We propose a new measure of variability in the tail of a distribution by applying a Box–Cox transformation of parameter $$p \ge 0$$ p ≥ 0 to the tail-Gini functional. It is shown that the so-called Box–Cox Tail Gini Variability measure is a valid variability measure whose condition of existence may be as weak as necessary thanks to the tuning parameter p. The tail behaviour of the measure is investigated under a general extreme-value condition on the distribution tail. We then show how to estimate the Box–Cox Tail Gini Variability measure within the range of the data.
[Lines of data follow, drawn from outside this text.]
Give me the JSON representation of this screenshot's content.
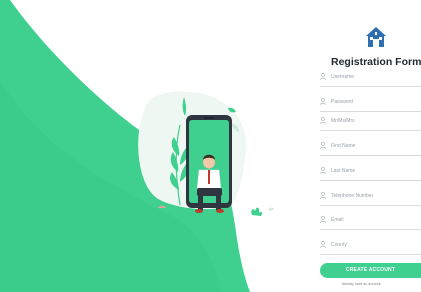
{
  "form": {
    "title": "Registration Form",
    "icon": "house-logo-icon",
    "fields": [
      {
        "placeholder": "Username",
        "icon": "user-icon"
      },
      {
        "placeholder": "Password",
        "icon": "user-icon"
      },
      {
        "placeholder": "Mr/Ms/Mrs",
        "icon": "user-icon"
      },
      {
        "placeholder": "First Name",
        "icon": "user-icon"
      },
      {
        "placeholder": "Last Name",
        "icon": "user-icon"
      },
      {
        "placeholder": "Telephone Number",
        "icon": "user-icon"
      },
      {
        "placeholder": "Email",
        "icon": "user-icon"
      },
      {
        "placeholder": "County",
        "icon": "user-icon"
      }
    ],
    "submit_label": "CREATE ACCOUNT",
    "signin_text": "Already have an account"
  },
  "colors": {
    "accent": "#3fcf8e",
    "accent_dark": "#2fb378",
    "title": "#222b33"
  }
}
These methods provide us with basic estimators that are then extrapolated using the extreme-value assumption to estimate the variability in the very far tails. The finite sample behaviour of the estimators is illustrated both on simulated and real data.

Suggested Citation

  • Laurent Gardes & Stéphane Girard, 2021. "On the estimation of the variability in the distribution tail," TEST: An Official Journal of the Spanish Society of Statistics and Operations Research, Springer;Sociedad de Estadística e Investigación Operativa, vol. 30(4), pages 884-907, December.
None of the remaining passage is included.